NSA, CISA Weigh in on Shared Responsibility for Cloud Security in the 5G Era

Key federal agencies have released the first in a series of reports detailing their expectations for providers of fifth-generation networking equipment and services which they see increasingly serving as a vector for cyberattacks if they’re not properly secured.

Addressing cloud providers and mobile operators, the National Security Agency and the Cybersecurity and Infrastructure Security Agency said, “5G networks should assign unique identities to all elements (and preferably to each interface) that will communicate to other elements in the 5G network,” for example.

The report released Thursday focuses on preventing and detecting lateral movement so that if one cloud resource is affected the entire network doesn’t become compromised. Lateral movement has been a major concern amid recent attacks including those by the hackers believed to be behind SolarWinds.

Fifth-generation networking is inherently cloud-based and the recommended mitigations go far beyond the implementation of multifactor authentication to validate user identity. As the SolarWinds hackers demonstrated, emerging network architectures presented ways to bypass MFA.  

“5G cloud deployments will introduce more opportunities to move laterally in this manner because they support new implementations such as Service-Based Architecture (SBA), containers, and [virtual machines] that result in more element-to-element communications than in previous networks that utilized physical appliances and point-to-point interfaces,” the report reads. 

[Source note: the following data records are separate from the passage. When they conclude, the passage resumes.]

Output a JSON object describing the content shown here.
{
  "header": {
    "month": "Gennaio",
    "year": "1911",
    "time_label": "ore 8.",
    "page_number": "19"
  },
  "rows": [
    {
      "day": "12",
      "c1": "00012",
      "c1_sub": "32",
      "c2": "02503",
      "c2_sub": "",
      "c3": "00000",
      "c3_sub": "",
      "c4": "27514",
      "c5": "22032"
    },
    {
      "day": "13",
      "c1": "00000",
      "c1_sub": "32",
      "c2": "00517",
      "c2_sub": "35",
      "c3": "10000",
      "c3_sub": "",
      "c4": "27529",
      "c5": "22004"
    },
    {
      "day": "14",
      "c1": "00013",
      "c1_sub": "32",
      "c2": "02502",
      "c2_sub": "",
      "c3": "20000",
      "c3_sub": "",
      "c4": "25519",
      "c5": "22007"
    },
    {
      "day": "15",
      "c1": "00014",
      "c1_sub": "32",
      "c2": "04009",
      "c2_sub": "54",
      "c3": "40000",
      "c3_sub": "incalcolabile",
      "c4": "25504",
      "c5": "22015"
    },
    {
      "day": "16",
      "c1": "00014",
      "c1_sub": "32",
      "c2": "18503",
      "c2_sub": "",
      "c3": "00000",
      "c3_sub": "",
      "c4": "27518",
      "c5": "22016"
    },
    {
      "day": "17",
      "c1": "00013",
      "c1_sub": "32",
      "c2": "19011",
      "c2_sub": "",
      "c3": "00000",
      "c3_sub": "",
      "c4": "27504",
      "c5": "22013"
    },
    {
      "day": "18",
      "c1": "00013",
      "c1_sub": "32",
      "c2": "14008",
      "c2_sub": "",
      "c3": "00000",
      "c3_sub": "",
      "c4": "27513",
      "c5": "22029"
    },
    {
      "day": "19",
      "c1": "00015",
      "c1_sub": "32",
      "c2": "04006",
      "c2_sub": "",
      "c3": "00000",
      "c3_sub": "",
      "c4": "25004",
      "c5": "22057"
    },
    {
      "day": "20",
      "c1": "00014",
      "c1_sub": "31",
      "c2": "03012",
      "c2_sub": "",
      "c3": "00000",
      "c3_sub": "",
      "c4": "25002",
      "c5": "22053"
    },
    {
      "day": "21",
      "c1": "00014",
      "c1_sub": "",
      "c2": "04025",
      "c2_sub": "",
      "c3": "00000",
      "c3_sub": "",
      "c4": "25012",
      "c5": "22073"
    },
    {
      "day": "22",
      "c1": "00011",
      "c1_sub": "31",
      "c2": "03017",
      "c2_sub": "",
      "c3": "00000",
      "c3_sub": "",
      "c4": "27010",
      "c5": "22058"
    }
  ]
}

But overcoming confusion around the shared responsibility model for cloud security has been part of the challenge. “Cloud providers and mobile network operators may share security responsibilities in a manner that requires the operators to take responsibility to secure their tenancy ‘in the cloud,’” as the report puts it. 

The report emerged from the Enduring Security Framework, which is a Critical Infrastructure Partnership Advisory Council on threats and risks to national security systems. CIPACs are groups organized at the Department of Homeland Security to bring government and industry representatives together under exemption from the Federal Advisory Committee Act, which requires providing the opportunity for public participation and reporting.

The administration has been emphasizing an evolving public-private partnership, particularly through the Joint Cybersecurity Defense Collaborative at CISA. Many of the plank-bearing companies of the JCDC—cloud providers like Microsoft and mobile operators like Verizon—are the ones that the recommendations in the report series will apply to.

The report is the first of four the Enduring Security Framework group plans to publish on the issue after hosting two months of study sessions this summer with relevant representatives from government and industry. The next installment will focus on securely isolating network resources and the third and fourth will address data protection—in transit, in use and at rest—and infrastructure integrity, respectively.

Together the publications aim “​​to document 5G cloud security challenges, threats, and potential mitigations, to include guidance, standards, and analytics,” according to the first report which includes recommendations for service providers and the system integrators building and configuring 5G cloud infrastructures, as well as the customers such as government agencies. Throughout the series the reports will specify whether recommendations are meant for core network equipment vendors, cloud service providers, mobile network operators or integrators, which the study group said should provide “a layered approach to building hardened 5G cloud deployments.”  

“This series exemplifies the national security benefits resulting from the joint efforts of ESF experts from CISA, NSA, and industry,” NSA Cybersecurity Director Rob Joyce said in a press release Thursday. “Service providers and system integrators that build and configure 5G cloud infrastructures who apply this guidance will do their part to improve cybersecurity for our nation.”